The IAS Court denied plaintiffs motion on the grounds that it would be more appropriate to resolve all issues relating to the tenancy in the Thorntons’ plenary overcharge action. Plaintiff unsuccessfully moved for renewal and reargument, arguing that the IAS Court had overlooked the fact that plaintiff could not obtain relief in the overcharge action because it was not a party. Additionally, plaintiff cited pertinent cases which had been decided subsequent to the IAS Court’s initial order. These cases held that an agreement to waive the primary residence provisions of the Rent Stabilization Law was void as against public policy (Draper v Georgia Props., 94 NY2d 809).

The motion to vacate the consent judgment should have been granted because the parties’ lease is invalid. Rent Stabilization Code (9 NYCRR) § 2520.13 states that an agreement to waive the benefit of any provision of the Rent Stabilization Law or Code is void. In Draper (supra, at 811), the Court of Appeals held that the Rent Stabilization Code “bar[s] a landlord from securing a lease on the condition of a tenant’s acquiescence in a representation of non-primary residence usage.” Thus, an apartment cannot be deregulated by private contract (supra).

The policy behind the rent regulations is to ensure an adequate supply of affordable housing. This goal is frustrated when landlords and tenants attempt to contract around the regulated rent so as to make a higher profit by keeping an apartment vacant (see, Briar Hill Apts. Co. v Teperman, 165 AD2d 519, 523).

Defendant is correct that both parties are in pari delicto, but this avails him not at all. To invoke the doctrine of unclean hands, defendant must show that plaintiff was guilty of immoral or unconscionable conduct when the agreement was made, and that defendant was injured thereby (Frymer v Bell, *33399 AD2d 91, 96). Here, far from acting inequitably towards defendant, plaintiff actively helped defendant make a substantial profit by means of the invalid lease arrangement.

Nor is plaintiff’s action time-barred. This is not a separate action for rescission, but a motion to vacate a consent judgment in the same action wherein it was entered. Plaintiff’s motion was timely under CPLR 5015 (a) because the statute contains no stated time limit, except with respect to a motion to vacate a default judgment. Moreover, even if the Thornton overcharge action were not dormant, and even if plaintiff were willing and able to intervene, the court in that action would be unable to vacate the consent judgment, because CPLR 5015 mandates that a motion to vacate a judgment must be made to the court which rendered it initially.

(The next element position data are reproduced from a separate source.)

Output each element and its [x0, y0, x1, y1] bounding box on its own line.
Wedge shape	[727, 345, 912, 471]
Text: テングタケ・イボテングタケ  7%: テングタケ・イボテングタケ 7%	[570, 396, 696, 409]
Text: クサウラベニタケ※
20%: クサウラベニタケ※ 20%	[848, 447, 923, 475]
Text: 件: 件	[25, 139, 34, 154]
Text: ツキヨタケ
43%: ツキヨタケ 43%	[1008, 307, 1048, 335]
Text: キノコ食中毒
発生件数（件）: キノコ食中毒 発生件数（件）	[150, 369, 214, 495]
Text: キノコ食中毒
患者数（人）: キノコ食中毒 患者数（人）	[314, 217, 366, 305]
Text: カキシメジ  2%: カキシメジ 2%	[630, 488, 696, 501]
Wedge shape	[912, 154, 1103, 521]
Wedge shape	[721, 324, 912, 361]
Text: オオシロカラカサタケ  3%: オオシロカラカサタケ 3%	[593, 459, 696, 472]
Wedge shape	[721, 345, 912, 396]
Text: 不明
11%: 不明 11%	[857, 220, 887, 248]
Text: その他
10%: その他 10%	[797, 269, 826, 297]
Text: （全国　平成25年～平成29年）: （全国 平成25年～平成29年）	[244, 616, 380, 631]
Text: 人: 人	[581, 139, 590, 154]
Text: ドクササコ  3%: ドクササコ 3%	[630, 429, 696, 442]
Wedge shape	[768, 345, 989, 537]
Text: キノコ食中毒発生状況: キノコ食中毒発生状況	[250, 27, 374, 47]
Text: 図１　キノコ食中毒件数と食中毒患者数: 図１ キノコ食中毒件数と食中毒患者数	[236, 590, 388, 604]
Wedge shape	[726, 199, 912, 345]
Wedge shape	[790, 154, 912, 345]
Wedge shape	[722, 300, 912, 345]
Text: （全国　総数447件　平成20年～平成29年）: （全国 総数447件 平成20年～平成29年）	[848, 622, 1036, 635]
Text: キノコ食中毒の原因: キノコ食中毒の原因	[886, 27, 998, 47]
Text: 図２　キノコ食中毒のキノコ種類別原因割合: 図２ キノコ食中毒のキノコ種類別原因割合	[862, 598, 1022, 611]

Though we are constrained to acknowledge that the lease is void, this Court is concerned that plaintiff may have benefited unjustly at the Thorntons’ expense. Accordingly, we grant plaintiff’s motion without prejudice to the assertion of any claims among the parties and/or the Thornton tenants with respect to profits obtained in violation of the Rent Stabilization Law. Concur — Rosenberger, J. P., Nardelli, Ellerin, Andrias and Saxe, JJ.